For this reason, they try to help the needy whenever they are able to do that.    

I was so impressed with Eric, in January 2009, when he told me about his daughter Love, and the surgery she went through to remove a growth.  With everything he had, Eric, managed to pay for the surgery.  The cost was 550 USD.  I asked him “How is that possible, you live here at this camp?”  He told me how he would sell phones, which he purchased from Nigeria.  He said he took all his business funds to save his daughter’s life I KNEW THAT DAY THIS WAS A MAN I WANTED TO HELP!  I could see the depth of his love for his family.  I also knew he was a man talented for business, to be able to pay that amount of money for his daughter’s surgery, amid such extreme poverty, as I saw in this camp.   Truely this was remarkable!

  I know how difficult life is on the camp, where you  pay for your drinking water, and even your bath water.  Rice is over 50 dollars a bag.  For sure your family will come down with malaria or typhoid within any given 6 months.  This camp is a disease bed.  Yet what choice do they have, but to hope for a better day.  Perhaps by some act of God, they will get to return home to Liberia, their homeland…maybe life will be better there. 

I could see Eric had the ability to run an efficient business, if only he could get started with something.   In 2009, I offered him a micro loan of 600 GHc ( under 500 CDN)  Within the required time, he paid it in full.  He could set up a proper  business on the camp, if he had the funding to do so.  I know he would be successful.  He has already proven himself.  Eric is a man of integrity, he is a faithful participant in their local church, and is head of the press department, a job he volunteers his time to.   He is known to help others in need, when he has the means to do so. 
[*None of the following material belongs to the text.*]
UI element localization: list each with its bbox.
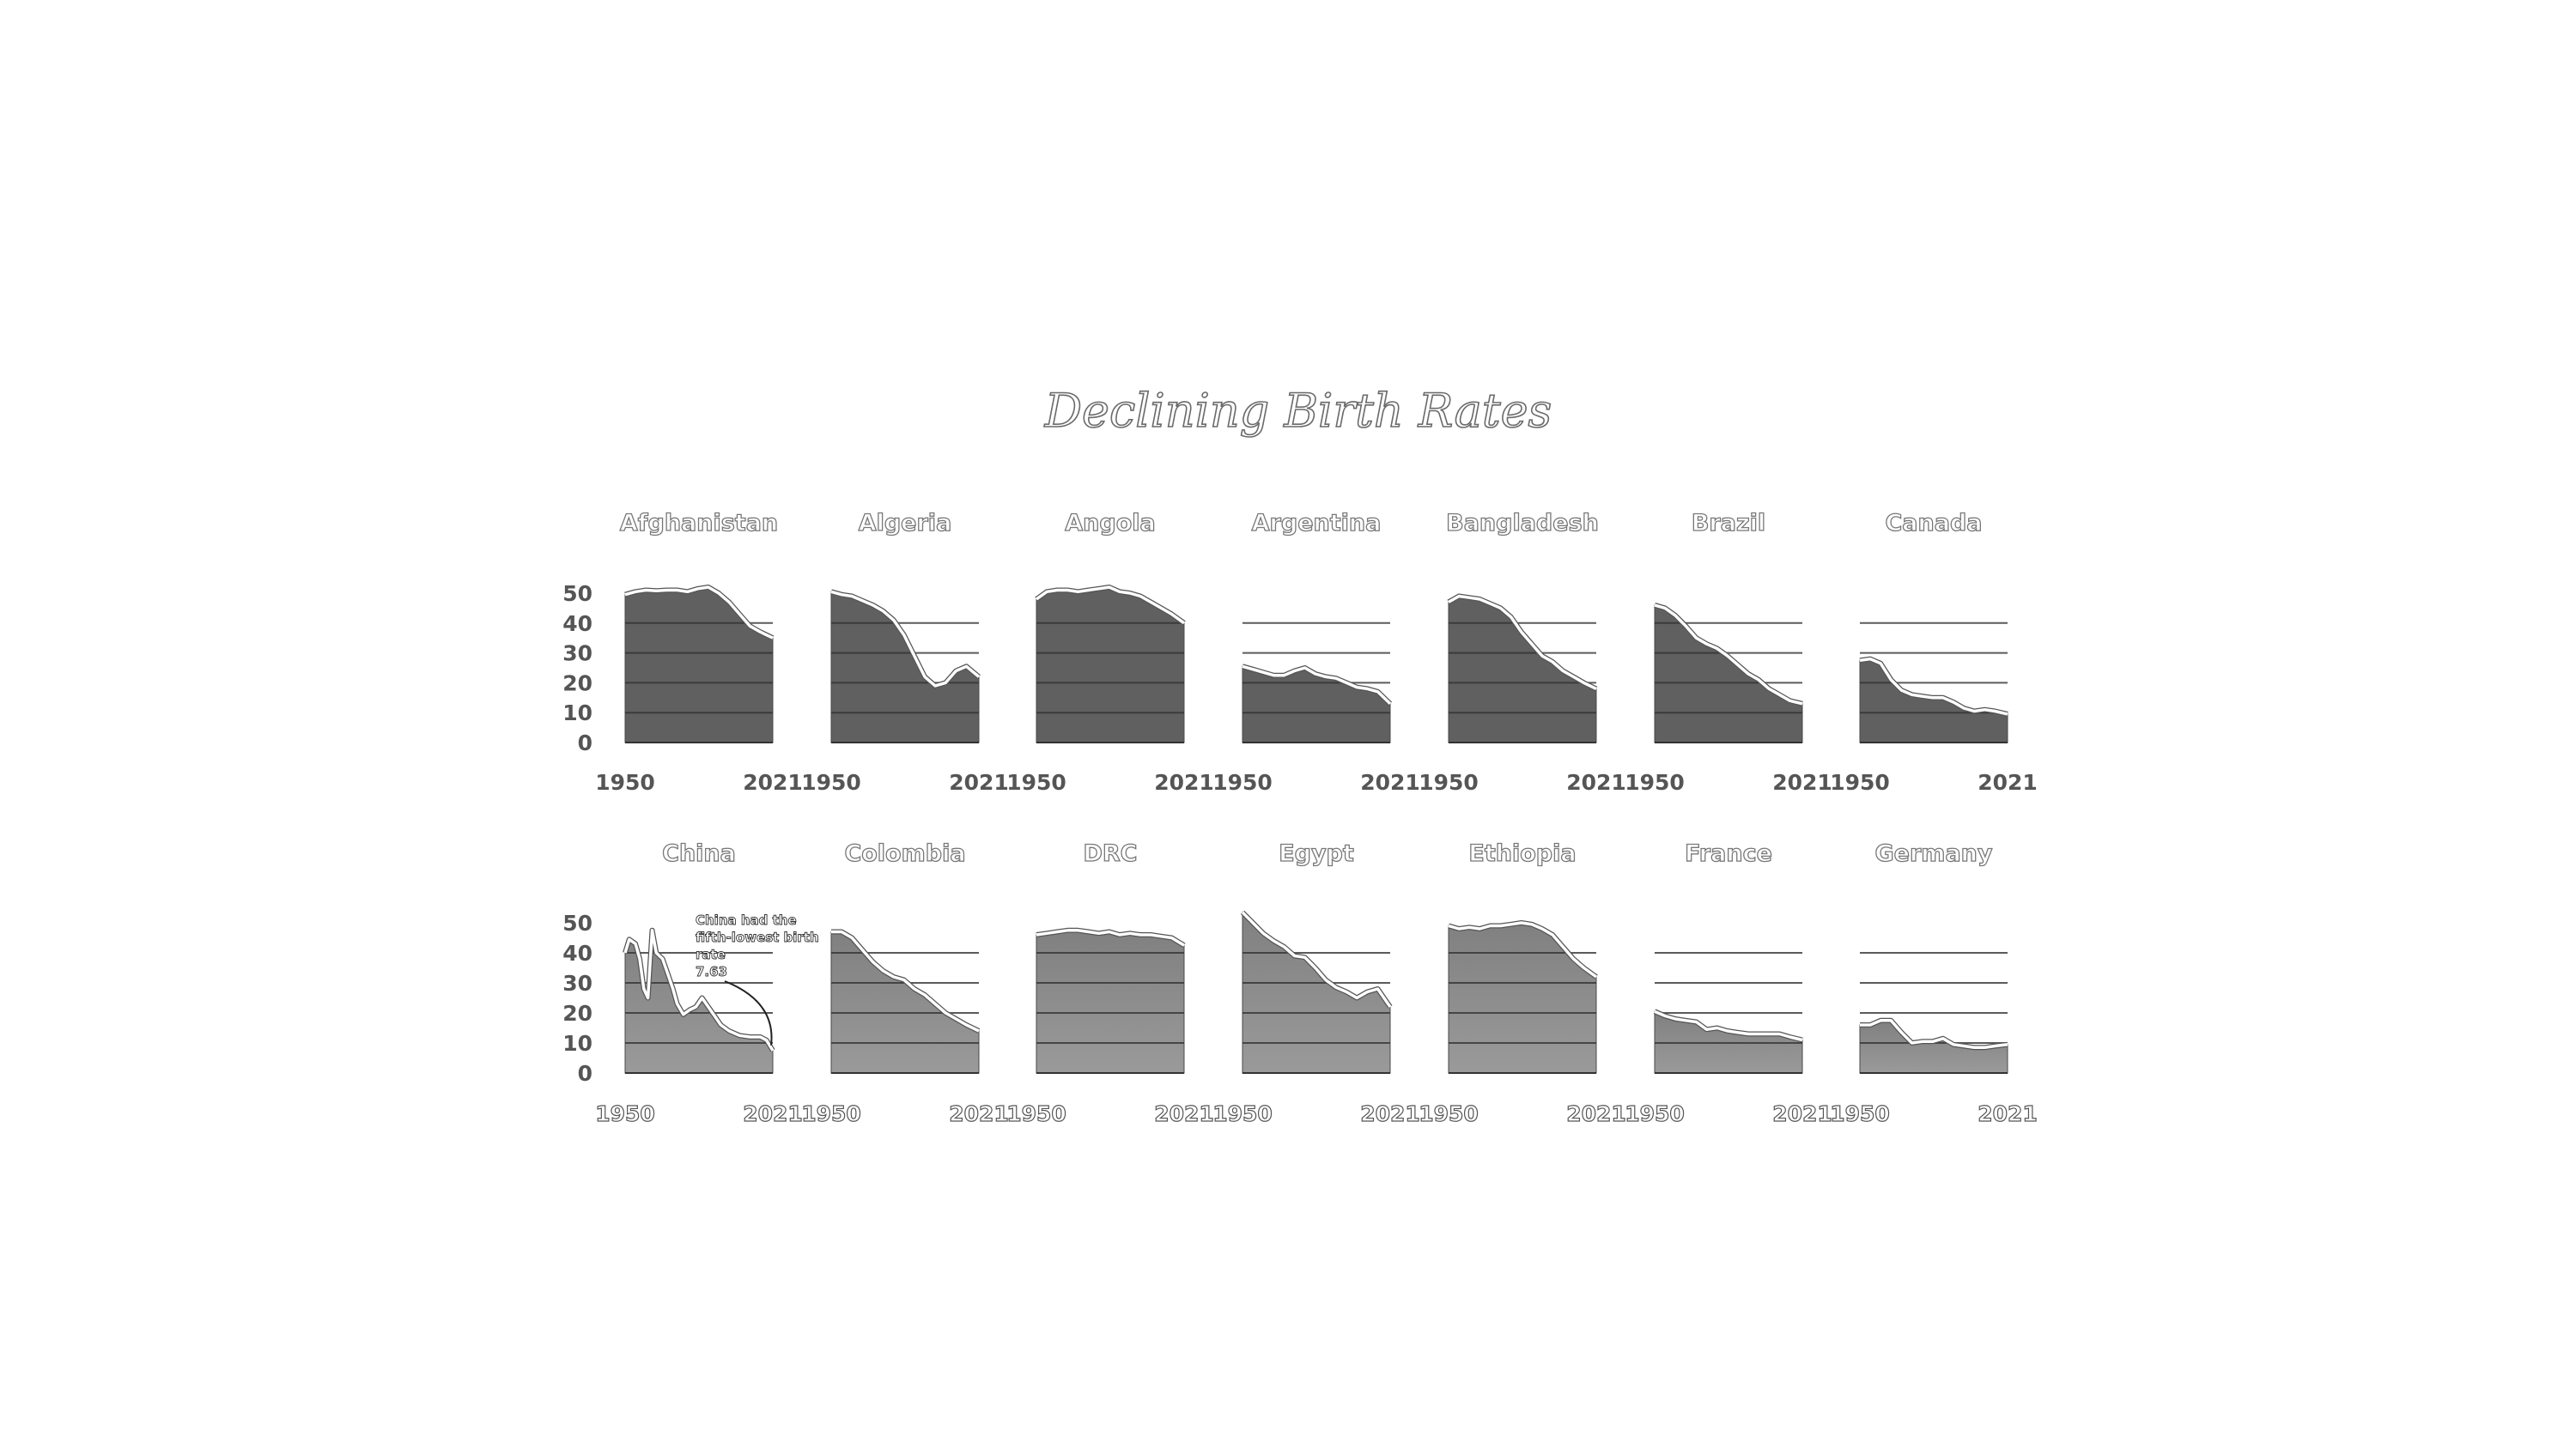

Eric is planning to set up a store to supply cell phones from Nigeria.  He is already familiar with this business and has been successful with his previous loan,  selling phones.   To do this proper he would need 800 CDN dollars.  He would start payments within 6 months. 

                                                                                                                                                                                        Miracle is a boy that Eric and Kamah have been taking care of because his mother is too poor.  She is a single mother, and has very little, even to feed herself.  They took him in when Eric was still making small income, selling phones.  Today he lives with them.   Miracle has a skin disease that flares up from time to time.  Provision of Hope has provided funds for his treatment.  He would be in school if he had the school fees.  50 dollars is all that is needed to put him to school. 

                                 Right now Eric has no funds.  

They have little food.   Kamah, his wife, really needs to go to Accra, to deliver her baby safely, and his children are not in school.  I told him I would get others praying for his situation, and we will believe together for a better day!

I see their hearts to help the poor, and that is why I want to try to help them.

This is Eric with his daughters, Love and Efrance.  Love is 15, and in Gr. 9.  Efrance is 9 and in Gr. 3.  The two boys are children he helps.  You will always find this family reaching out to the poor around them.  That is why they have Prince (7) and Miracle (5) living with them.  Prince could be in Gr. 1 but there were no funds to put him to school this year.  Hopefully by September we can raise the funds needed for him.  I chatted with him today, and he is hoping for a way to put Efrance and Miracle to school this next term.   

                                                                                                                                                                                     JACKSON GBOUR, in the photo below,  is a nephew that Eric took to be his own son.  When the rebels attacked Jackson’s mother, (Eric’s older sister), she later died, at home,  and left Jackson with no-one to care for him.  His father died from a fatal disease.  Jackson was living with Eric until we offered him a bed at My Father’s House in Liberia.  Provision of Hope transported him home, from the refugee camp, and gave him a scholarship for Gr. 9.   Jackson is happy to be living at My Father’s House where his needs are met, and where he can DREAM ABOUT HIS FUTURE!